The treatment and management options are not good. In 2018, Nigeria’s Federal Ministers of Labour and Health respectively encouraged the county’s doctors to emigrate or to go into tailoring and farming. Today, when they are needed, the country doesn’t know how many medical professionals it has. In total, meanwhile, Nigeria has only about 350 intensive care units (ICUs). There is no hope in hell of being able to make up for a fraction of any shortfalls in anticipation of this crisis.
With no credible diagnostic or treatment options, the response of the country has been characterised by panic. It began with the Governor of Rivers State in the Atlantic littoral announcing that he had “closed” all inter-state as well as maritime borders into the state. His example was immediately followed by many governors, including Abia, Delta, Enugu, Kogi and Kano. In Kano and Delta, the Governors announced that they were taking over the airports located in their territories so they could shut them. Inter-state borders in Nigeria’s federal system are federal, as are airports, maritime boundaries and the human assets required to police or secure all these. State Governors have no powers over them. It is misguided for Governors, anyway, to respond to a pandemic in such silos.

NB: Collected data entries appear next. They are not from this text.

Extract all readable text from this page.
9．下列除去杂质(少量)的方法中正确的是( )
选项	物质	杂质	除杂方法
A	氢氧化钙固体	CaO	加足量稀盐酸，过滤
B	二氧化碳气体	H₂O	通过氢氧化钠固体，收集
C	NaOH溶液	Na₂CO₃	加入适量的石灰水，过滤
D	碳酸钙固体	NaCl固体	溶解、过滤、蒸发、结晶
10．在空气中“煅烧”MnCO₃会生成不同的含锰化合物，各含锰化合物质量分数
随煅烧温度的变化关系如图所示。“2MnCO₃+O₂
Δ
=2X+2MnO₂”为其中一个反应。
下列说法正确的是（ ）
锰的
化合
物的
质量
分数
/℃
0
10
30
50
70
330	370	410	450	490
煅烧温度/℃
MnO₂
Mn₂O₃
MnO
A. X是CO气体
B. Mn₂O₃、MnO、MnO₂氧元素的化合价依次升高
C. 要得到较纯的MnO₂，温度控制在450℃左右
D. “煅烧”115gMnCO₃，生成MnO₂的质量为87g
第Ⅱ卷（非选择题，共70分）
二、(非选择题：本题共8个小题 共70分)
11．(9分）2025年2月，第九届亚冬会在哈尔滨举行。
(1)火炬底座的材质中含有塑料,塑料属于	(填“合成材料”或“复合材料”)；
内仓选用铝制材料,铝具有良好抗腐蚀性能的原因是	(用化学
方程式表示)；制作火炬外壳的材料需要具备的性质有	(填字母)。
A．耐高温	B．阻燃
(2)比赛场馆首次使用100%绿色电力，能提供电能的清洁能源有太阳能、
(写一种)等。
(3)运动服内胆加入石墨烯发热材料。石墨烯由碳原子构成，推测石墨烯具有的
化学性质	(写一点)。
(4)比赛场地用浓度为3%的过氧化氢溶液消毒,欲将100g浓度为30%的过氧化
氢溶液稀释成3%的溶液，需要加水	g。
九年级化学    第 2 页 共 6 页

The fact that this is happening is evidence of the biggest problem that Nigeria confronts in this crisis – leadership vacuum. As the virus beats its path to Nigeria, President Buhari has been somnolent. An alert President would have called a halt to the overreach of the governors. Presidential spokesman, Femi Adesina, claims this reflects the fact that it’s not the man’s style to speak to Nigerians. It is difficult to dignify this piece of hubristic nonsense from a man who claims to have once been the President of the Nigerian Guild of Editors. The more likely explanation is that President Buhari is enfeebled by more natural causes and increasingly lacks the cognitive bandwidth to provide the leadership this crisis requires. The President’s Chief of Staff, Abba Kyari, the regime’s Svengali, has himself become Nigeria’s equivalent of South Korea’s Patient 31, spreading the virus with the unusual generosity of a man who saw himself as too powerful for the rules of infection control. A Presidential Task Force headed the Secretary to the Government of the Federation (SGF) has been compromised by exposure to Mr. Kyari, unable to work in a government not configured for remote business. Put forward by the politicians as their institutional shield, the NCDC is caught in a brutal political turf-battle and must play safe by focusing on its limited role even as it struggles for modest elbow-room to function.

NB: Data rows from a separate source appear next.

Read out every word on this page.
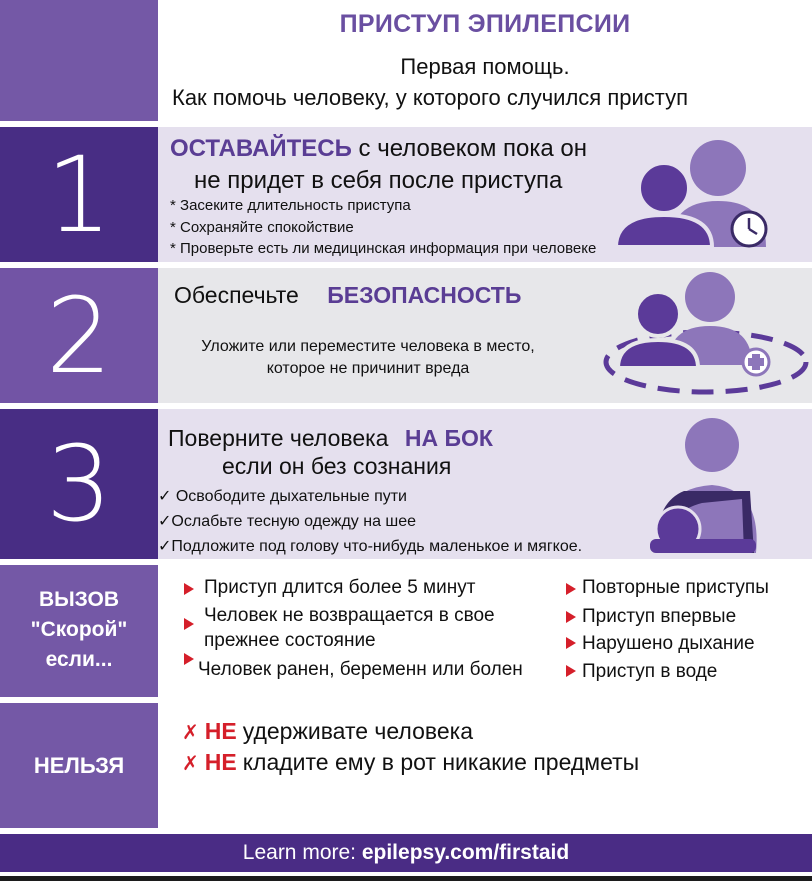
ПРИСТУП ЭПИЛЕПСИИ
Первая помощь.
Как помочь человеку, у которого случился приступ
1	ОСТАВАЙТЕСЬ с человеком пока он
не придет в себя после приступа
* Засеките длительность приступа
* Сохраняйте спокойствие
* Проверьте есть ли медицинская информация при человеке
2	Обеспечьте БЕЗОПАСНОСТЬ
Уложите или переместите человека в место,
которое не причинит вреда
3	Поверните человека НА БОК
если он без сознания
✓ Освободите дыхательные пути
✓Ослабьте тесную одежду на шее
✓Подложите под голову что-нибудь маленькое и мягкое.
ВЫЗОВ
"Скорой"
если...
Приступ длится более 5 минут
Человек не возвращается в свое
прежнее состояние
Человек ранен, беременн или болен
Повторные приступы
Приступ впервые
Нарушено дыхание
Приступ в воде
НЕЛЬЗЯ
✗ НЕ удерживате человека
✗ НЕ кладите ему в рот никакие предметы
Learn more: epilepsy.com/firstaid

COVID-19 is more than a complex emergency for Nigeria. It could be disaster on a hitherto unknown scale. In a country in which citizens don’t have access to many social safety nets, edicts of social distancing and lockdowns have limited shelf-life. Hunger will force citizens to defy them and dare the virus with potentially catastrophic outcomes. Coercive enforcement could lead down the path of social unrest, which the country can ill-afford in a time of enfeebled national leadership.
Lagos State, by all measures the epicentre in the country, shows that leadership can make a difference to outcomes in the contest with this virus. But state level leadership and the professionalism of the NCDC can only be optimised if there is political leadership by the Federal Government. This will not come from a committee of appointees under the SGF. With President Buhari unable to provide it at this time, Vice-President, Yemi Osinbajo must step out of the shadows and complement the waning authority of the President with his considerable cognitive bandwidth. Capable leadership will make it possible to catalyse regional action by the states, mobilising civic, business and faith communities in a manner that will prepare to minimise damage after the virus makes landfall. Absent that, the toll of the virus in Nigeria could be crippling.
Odinkalu, a lawyer, is Co-convenor of the Nigeria COVID-19 Alliance & writes in his personal capacity.